Over the past two years, only two manufacturers have requested to conduct audits, according to the HHS’s proposed rule. But the agency came to the conclusion that the “historical infrequency” of audits indicated how rare manufacturer ADR claims were.

“I can tell you Lilly would do more audits if it wasn’t so complicated to do an audit,” said Derek Asay, senior vice president of government strategy at the pharmaceutical company.

Shakow compared the audit process to a nearly unbreachable wall that manufacturers must climb to have their grievances heard. “At the very least, make that wall easier to surmount,” he said.

Access to Drugs

Providers expressed far less criticism about the rule and offered fewer recommendations.

One priority was addressing the manufacturers restricting access to drugs at 340B pricing for third-party contract pharmacies, which providers use to distribute the drugs so they can meet patients where they are.

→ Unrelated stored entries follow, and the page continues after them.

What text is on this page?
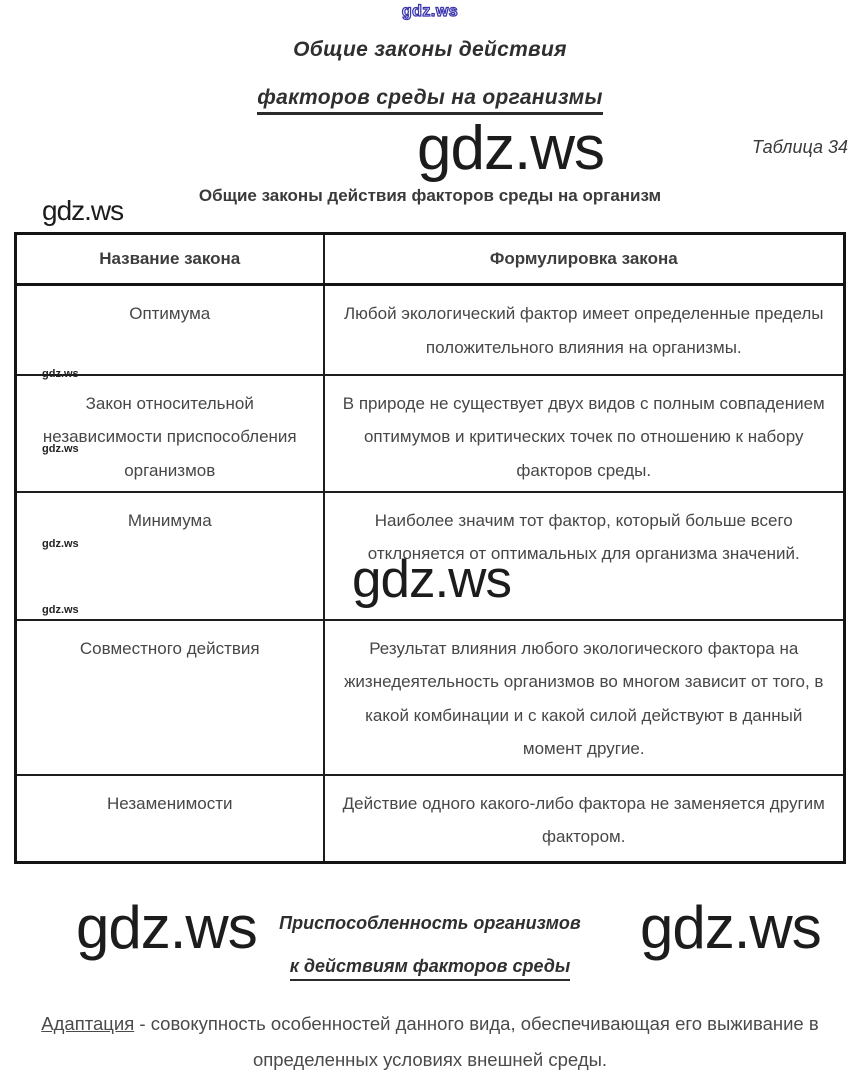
gdz.ws
gdz.ws
gdz.ws
gdz.ws
gdz.ws
gdz.ws
gdz.ws
gdz.ws
gdz.ws	gdz.ws
Общие законы действия
факторов среды на организмы
Таблица 34
Общие законы действия факторов среды на организм
Название закона	Формулировка закона
Оптимума	Любой экологический фактор имеет определенные пределы положительного влияния на организмы.
Закон относительной независимости приспособления организмов	В природе не существует двух видов с полным совпадением оптимумов и критических точек по отношению к набору факторов среды.
Минимума	Наиболее значим тот фактор, который больше всего отклоняется от оптимальных для организма значений.
Совместного действия	Результат влияния любого экологического фактора на жизнедеятельность организмов во многом зависит от того, в какой комбинации и с какой силой действуют в данный момент другие.
Незаменимости	Действие одного какого-либо фактора не заменяется другим фактором.
Приспособленность организмов
к действиям факторов среды
Адаптация - совокупность особенностей данного вида, обеспечивающая его выживание в определенных условиях внешней среды.
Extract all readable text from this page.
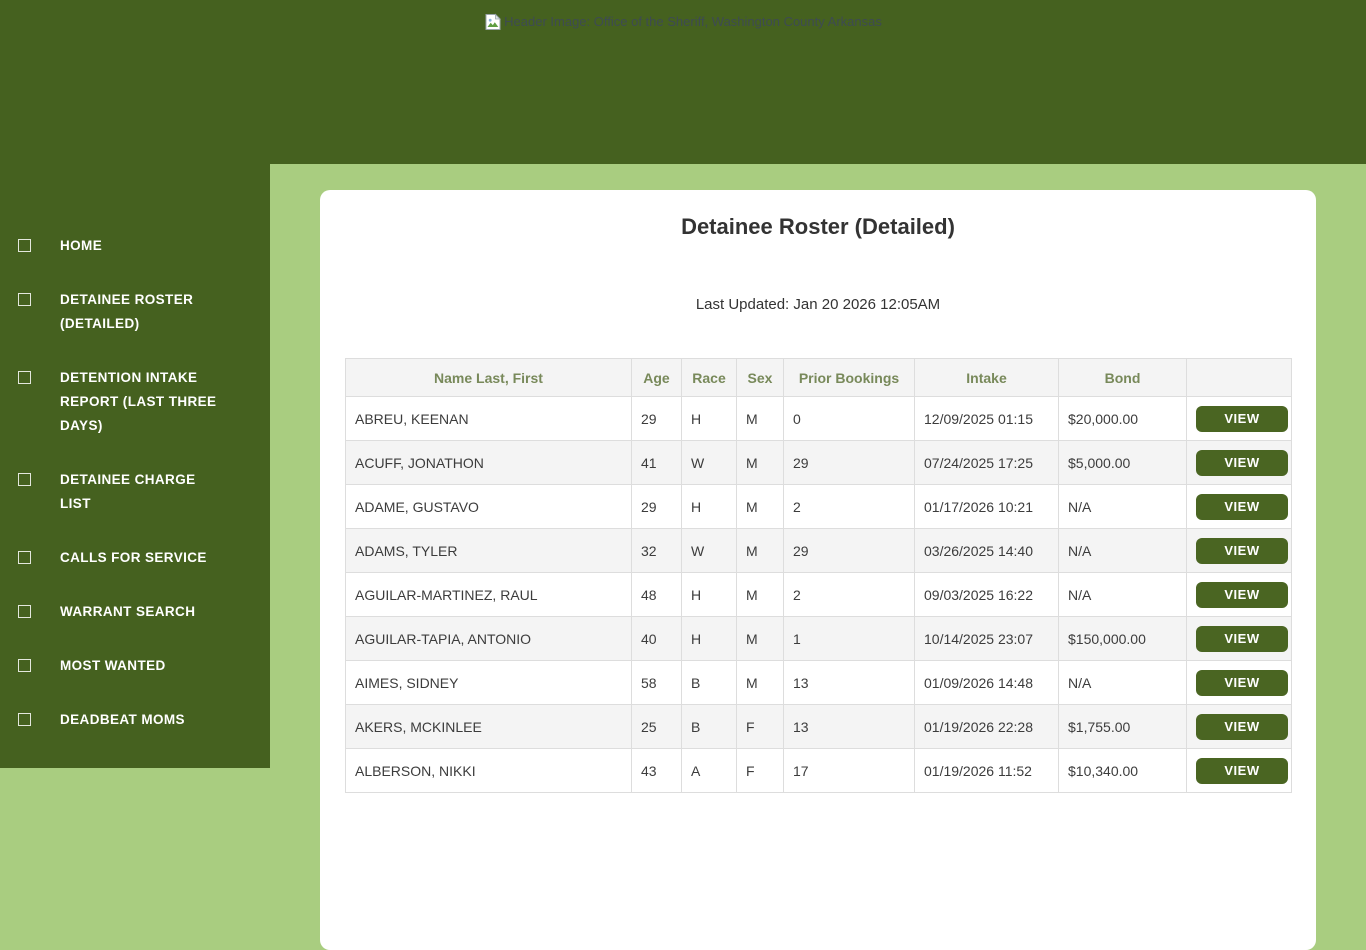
Header Image: Office of the Sheriff, Washington County Arkansas
HOME
DETAINEE ROSTER (DETAILED)
DETENTION INTAKE REPORT (LAST THREE DAYS)
DETAINEE CHARGE LIST
CALLS FOR SERVICE
WARRANT SEARCH
MOST WANTED
DEADBEAT MOMS
Detainee Roster (Detailed)
Last Updated: Jan 20 2026 12:05AM
Name Last, First	Age	Race	Sex	Prior Bookings	Intake	Bond	
ABREU, KEENAN	29	H	M	0	12/09/2025 01:15	$20,000.00	VIEW
ACUFF, JONATHON	41	W	M	29	07/24/2025 17:25	$5,000.00	VIEW
ADAME, GUSTAVO	29	H	M	2	01/17/2026 10:21	N/A	VIEW
ADAMS, TYLER	32	W	M	29	03/26/2025 14:40	N/A	VIEW
AGUILAR-MARTINEZ, RAUL	48	H	M	2	09/03/2025 16:22	N/A	VIEW
AGUILAR-TAPIA, ANTONIO	40	H	M	1	10/14/2025 23:07	$150,000.00	VIEW
AIMES, SIDNEY	58	B	M	13	01/09/2026 14:48	N/A	VIEW
AKERS, MCKINLEE	25	B	F	13	01/19/2026 22:28	$1,755.00	VIEW
ALBERSON, NIKKI	43	A	F	17	01/19/2026 11:52	$10,340.00	VIEW
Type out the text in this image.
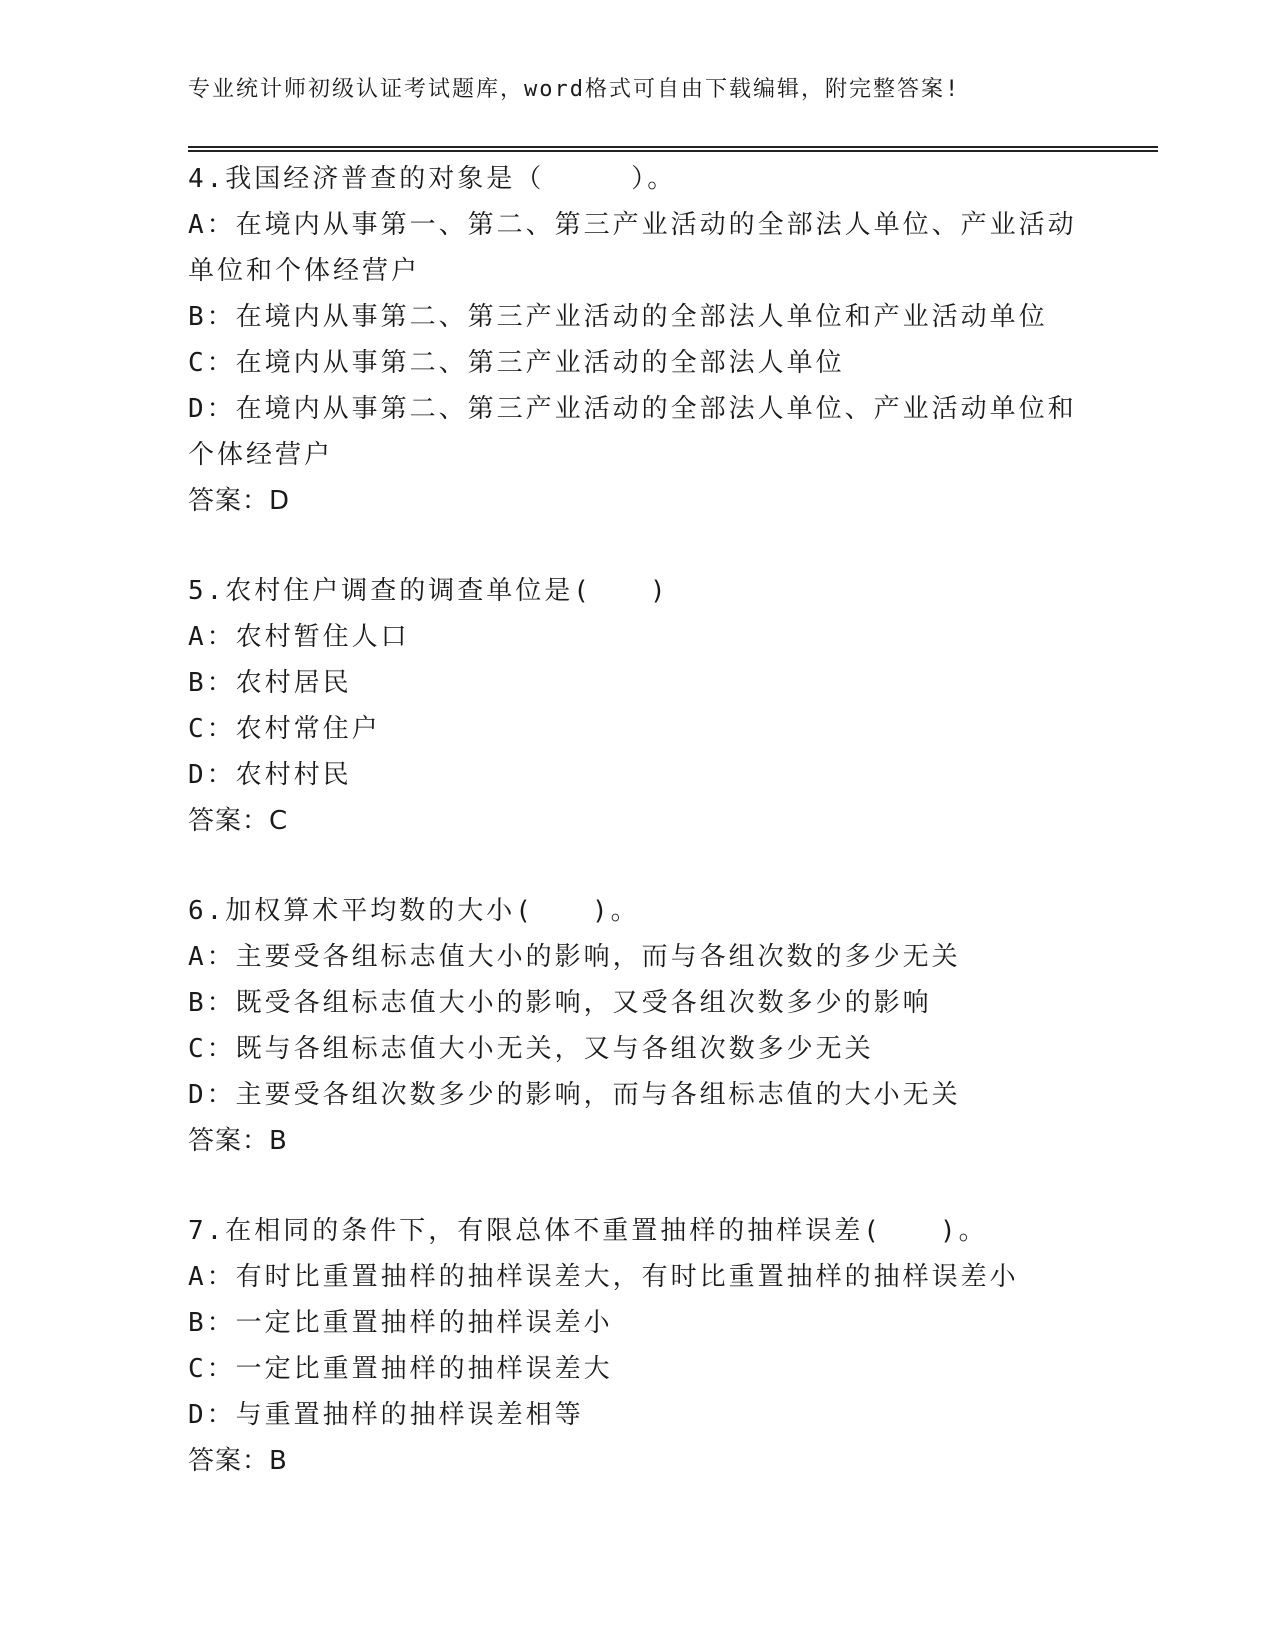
专业统计师初级认证考试题库，word格式可自由下载编辑，附完整答案!
4.我国经济普查的对象是（　　　）。
A：在境内从事第一、第二、第三产业活动的全部法人单位、产业活动
单位和个体经营户
B：在境内从事第二、第三产业活动的全部法人单位和产业活动单位
C：在境内从事第二、第三产业活动的全部法人单位
D：在境内从事第二、第三产业活动的全部法人单位、产业活动单位和
个体经营户
答案：D
5.农村住户调查的调查单位是(　　)
A：农村暂住人口
B：农村居民
C：农村常住户
D：农村村民
答案：C
6.加权算术平均数的大小(　　)。
A：主要受各组标志值大小的影响，而与各组次数的多少无关
B：既受各组标志值大小的影响，又受各组次数多少的影响
C：既与各组标志值大小无关，又与各组次数多少无关
D：主要受各组次数多少的影响，而与各组标志值的大小无关
答案：B
7.在相同的条件下，有限总体不重置抽样的抽样误差(　　)。
A：有时比重置抽样的抽样误差大，有时比重置抽样的抽样误差小
B：一定比重置抽样的抽样误差小
C：一定比重置抽样的抽样误差大
D：与重置抽样的抽样误差相等
答案：B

Nearly 20 manufacturers, including Lilly, implemented restrictions. The government then escalated the matter by sending letters to several companies and threatening them with fines. The manufacturers filed suit in response.

“Why don’t they want effective oversight of this program that Congress set forth in the ADR process?” asked Chad Golder, deputy counsel at the American Hospital Association. “It kind of seems like they don’t want any of this to work. They’d rather criticize it.”

Several providers accused drug companies of “taking the law into their own hands” and some suggested redefining overcharge to not just refer to charging more than the ceiling price of a 340B drug but also include the refusal to sell the drug altogether.

However, the US Court of Appeals for the Third Circuit in February issued an opinion in one of several cases that is in federal court about imposing restriction on 340B drugs: The government can’t take enforcement action against a manufacturer and to do so is overstepping its bounds.

It is unlikely the HHS will pick another fight with manufacturers over denying 340B pricing to contract pharmacies. “It would immediately be subject to litigation, and it is also such a significant change from what they have proposed that I don’t think that they would be able to finalize that in a final rule,” said Cook.

A Long Process

Providers also sought to eliminate the proposed “suspension” of the ADR process when similar claims are being litigated in federal court.

AHA said the judicial process can take years, and suspending claims would undermine the purpose of the ADR process as the only platform for 340B providers to seek relief.

However, a federal court’s decision could eventually overrule an ADR panel’s decision, making the panel’s decision moot.

Some of the decisions that the federal courts are making boiled down to the fact that there has been a painfully long wait for an ADR process, Cook said.

The agency wouldn’t comment on how much longer a final rule could take. “HRSA is in the process of reviewing the comments received and taking next steps in the rule making process,” the agency said in an email statement.